Today’s post is inspired by this blog itself.
As I began to promote this site – a site addressing the mental health concerns of marginalized people-, a friend reached out to me to make sure I was doing ok. Sweet, right?
So why did I reflexively take offense?
It’s because we still think something thinking we have mental health problems is an insult.
I’ve been living with mental health issues for 20 years, but that doesn’t mean I have everything figured out all the time. In this case, my internalized feeling that someone thinking I had mental health issues is bad made me feel bad, even though I do have mental health issues and your friends caring about you isn’t a bad thing.
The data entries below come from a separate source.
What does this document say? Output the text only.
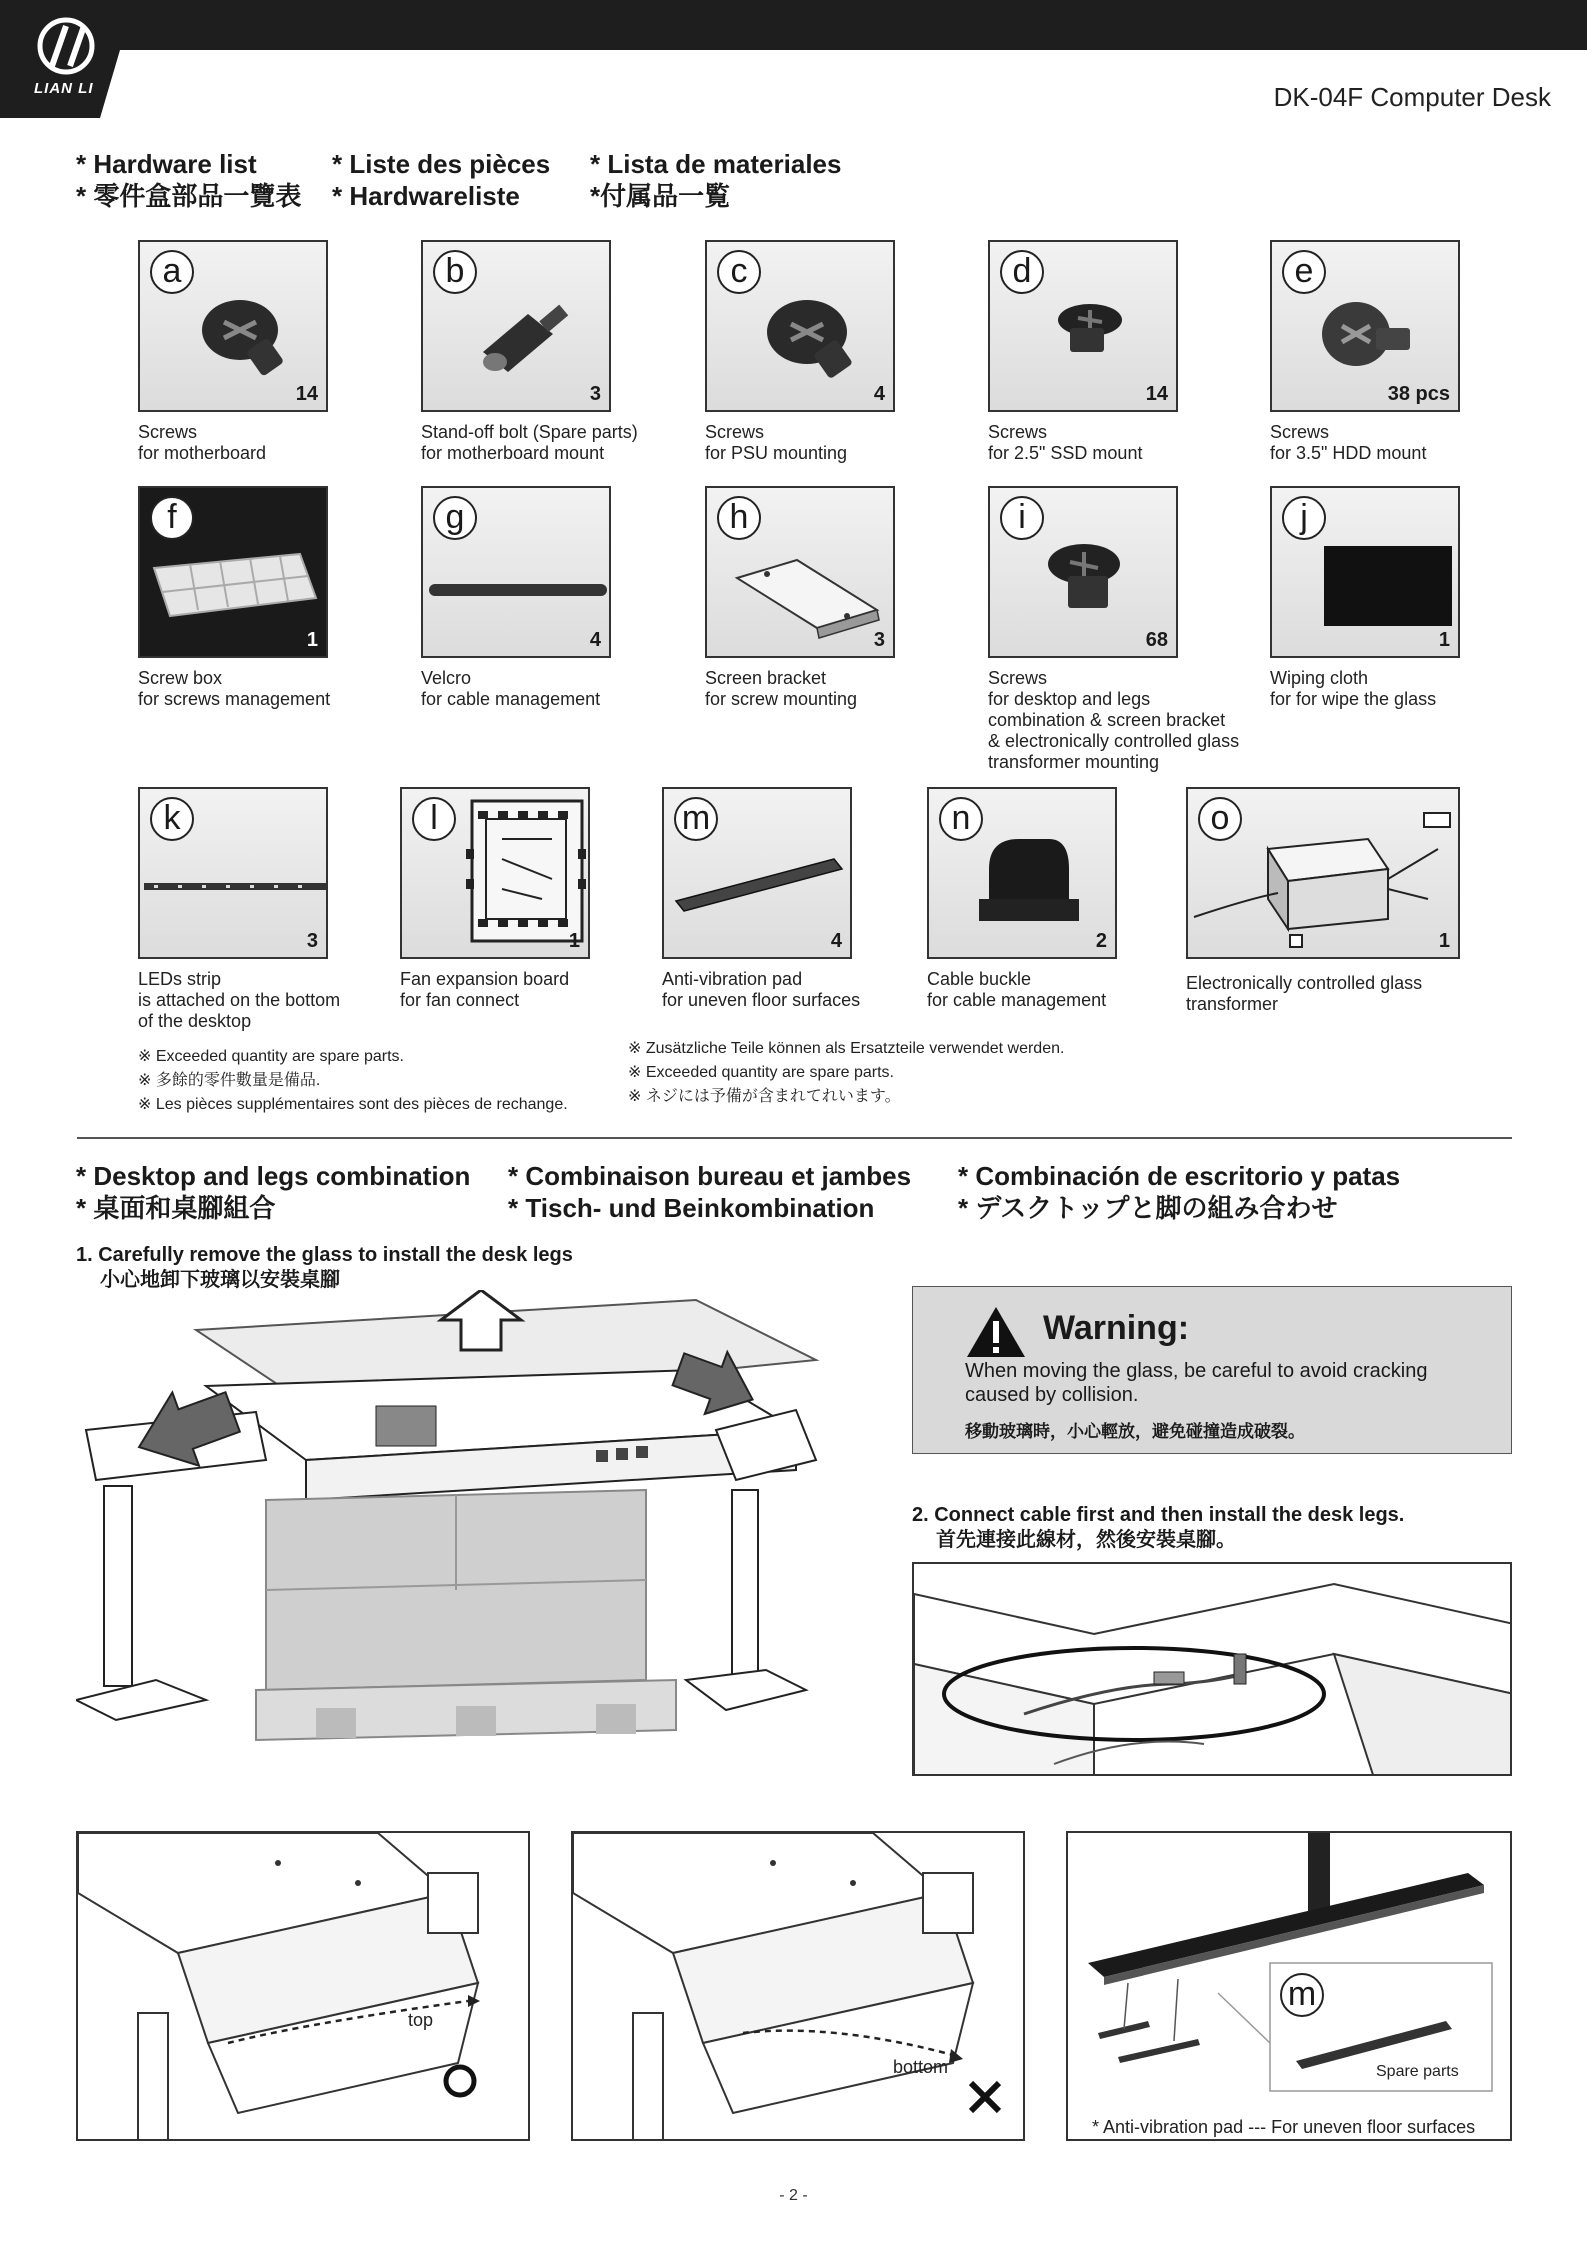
LIAN LI	DK-04F Computer Desk
* Hardware list
* 零件盒部品一覽表
* Liste des pièces
* Hardwareliste
* Lista de materiales
*付属品一覧
a
14
Screws
for motherboard
b
3
Stand-off bolt (Spare parts)
for motherboard mount
c
4
Screws
for PSU mounting
d
14
Screws
for 2.5" SSD mount
e
38 pcs
Screws
for 3.5" HDD mount
f
1
Screw box
for screws management
g
4
Velcro
for cable management
h
3
Screen bracket
for screw mounting
i
68
Screws
for desktop and legs
combination & screen bracket
& electronically controlled glass
transformer mounting
j
1
Wiping cloth
for for wipe the glass
k
3
LEDs strip
is attached on the bottom
of the desktop
l
1
Fan expansion board
for fan connect
m
4
Anti-vibration pad
for uneven floor surfaces
n
2
Cable buckle
for cable management
o
1
Electronically controlled glass
transformer
※ Exceeded quantity are spare parts.
※ 多餘的零件數量是備品.
※ Les pièces supplémentaires sont des pièces de rechange.
※ Zusätzliche Teile können als Ersatzteile verwendet werden.
※ Exceeded quantity are spare parts.
※ ネジには予備が含まれてれいます。
* Desktop and legs combination
* 桌面和桌腳組合
* Combinaison bureau et jambes
* Tisch- und Beinkombination
* Combinación de escritorio y patas
* デスクトップと脚の組み合わせ
1. Carefully remove the glass to install the desk legs
小心地卸下玻璃以安裝桌腳
Warning:
When moving the glass, be careful to avoid cracking caused by collision.
移動玻璃時，小心輕放，避免碰撞造成破裂。
2. Connect cable first and then install the desk legs.
首先連接此線材，然後安裝桌腳。
top
bottom
m
Spare parts
* Anti-vibration pad --- For uneven floor surfaces
- 2 -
Care isn’t an accusation. My friend wasn’t trying to hurt my feelings by asking if I was ok. He was trying to find out if I was ok. The fact that there didn’t need to be any concern on his part is moot. We have to accept that other people care about us, and that checking in on each other is a thing that friends ought to do.
We should greet other people’s care for us as sincere unless we know it to be otherwise. And we should check on each other, especially in hard times. We can help make things smoother by keeping our curiosity and care genuine, being as honest as we can with our friends, and accepting people’s boundaries where they are instead of where we’d like them to be.
We shouldn’t push our way in, but we shouldn’t push people away, either. Care isn’t an accusation. It’s a part of friendship.